Cafe Sales
Data source: https://www.kaggle.com/datasets/ahmedmohamed2003/cafe-sales-dirty-data-for-cleaning-training The dataset has 10,001 rows including headers.
Useful info:
- Navigate by clicking "Code" for details on my SQL code, which you'll find on the panel located on the top right of this page
Note:
In this project I will be working on a CSV file so cannot query the dataset as in a database. To work around this I will use e.g. CTE's and dataframes to use results from previous queries when needed. A dataframe is an SQL cell with a given name which can be referenced in later queries.
Scenario: Analyzing Sales Patterns for Takeaway and In-Store Orders to Optimize Operations
Business Problem: A café with both takeaway and in-store customers is facing challenges in optimizing its staffing and in boosting sales. The goal is to use the sales data to understand the dynamics between takeaway and in-store orders, uncover trends, and provide actionable insights to help improve sales and operational efficiency.
Key Questions to Answer:
- What menu items gave highest and lowest revenue for takeaway and in-store orders?
- How do sales differ between takeaway and in-store orders?
- Which day of the week was busiest? What about peak time of the year? Describe performance for number of transactions last year.
- What are the trends for takeaway orders vs. in-store orders over time?
- How can we improve revenue?
Summary
- Takeaway was were more consistent than instore orders but revenue from instore exceeded by 2.3%
- Busiest periods included Friday and October time
Contents
Click on this button on the top left of page to navigate to the different sections
Cleaning
- Identify/remove duplicates
- Data types
- Standardize
- Nulls/blanks
Analysis
- Highest and lowest revenue items
- Sales: Takeaway vs in-store
- Busiest day of week? Peak time of the year? Performance for number of transactions
- Takeaway vs. in-store orders over time?
- How can we improve revenue?
Recommendations
Dashboard
Cleaning
1. Identify/remove duplicates
I will label rows that are exact copies of another row. I will make a column that gives a value of 1 for a row and gives a value greater than 1 if a row is a duplicate. I used all columns to create this new columns because they, all combined, make a row unique.
SELECT
*,
ROW_NUMBER() OVER(PARTITION BY transaction_ID, item, quantity, price_per_unit, total_spent, payment_method, location, transaction_date) AS row_num -- Unique row will have row_num = 1. Duplicate rows will have row_num > 1
FROM 'raw_cafe_sales.csv';Filtering this result set where the indicator is larger than 1 returns no results. This shows that there are no duplicates in our data.

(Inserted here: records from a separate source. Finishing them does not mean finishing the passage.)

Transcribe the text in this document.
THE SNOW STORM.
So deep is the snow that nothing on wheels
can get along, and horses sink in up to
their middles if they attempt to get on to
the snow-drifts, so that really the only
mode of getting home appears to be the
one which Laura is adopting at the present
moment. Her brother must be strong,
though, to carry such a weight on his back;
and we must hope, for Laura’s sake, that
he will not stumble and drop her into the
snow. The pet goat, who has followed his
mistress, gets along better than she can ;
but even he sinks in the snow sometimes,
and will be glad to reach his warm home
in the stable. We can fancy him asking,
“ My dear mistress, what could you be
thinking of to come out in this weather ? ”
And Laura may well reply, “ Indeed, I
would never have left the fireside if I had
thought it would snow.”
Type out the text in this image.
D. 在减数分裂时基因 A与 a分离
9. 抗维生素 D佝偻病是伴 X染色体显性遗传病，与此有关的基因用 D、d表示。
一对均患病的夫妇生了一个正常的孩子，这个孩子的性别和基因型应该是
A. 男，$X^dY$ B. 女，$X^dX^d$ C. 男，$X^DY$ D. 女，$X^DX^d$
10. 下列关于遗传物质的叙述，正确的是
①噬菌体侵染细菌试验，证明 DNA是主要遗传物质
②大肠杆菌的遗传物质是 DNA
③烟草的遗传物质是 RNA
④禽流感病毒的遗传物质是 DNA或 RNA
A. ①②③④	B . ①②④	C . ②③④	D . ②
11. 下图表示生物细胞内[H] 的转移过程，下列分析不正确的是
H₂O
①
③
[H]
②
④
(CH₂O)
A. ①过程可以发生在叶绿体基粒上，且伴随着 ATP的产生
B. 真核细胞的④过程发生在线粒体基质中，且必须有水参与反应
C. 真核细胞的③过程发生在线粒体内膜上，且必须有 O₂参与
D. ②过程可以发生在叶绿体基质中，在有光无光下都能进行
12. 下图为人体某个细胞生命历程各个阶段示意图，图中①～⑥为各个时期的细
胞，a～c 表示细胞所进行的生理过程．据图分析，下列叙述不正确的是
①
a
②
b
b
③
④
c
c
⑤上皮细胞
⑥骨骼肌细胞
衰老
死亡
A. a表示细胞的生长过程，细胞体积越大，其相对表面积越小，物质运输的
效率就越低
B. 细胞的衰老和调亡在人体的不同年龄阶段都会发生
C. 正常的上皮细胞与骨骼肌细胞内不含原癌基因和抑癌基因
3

To do this, I used a CTE to filter.
WITH duplicate_indicator AS (
SELECT *
FROM row_num
)
SELECT *
FROM duplicate_indicator
WHERE row_num > 1;2. Data types
First I will select all columns from the table.
In the numeric columns, there are string values such as 'ERROR'. For the numeric columns, I will first replace these will NULLs and then change the data type of the columns to INT.
Then I will use SQL's CAST function to correct the data types of each column.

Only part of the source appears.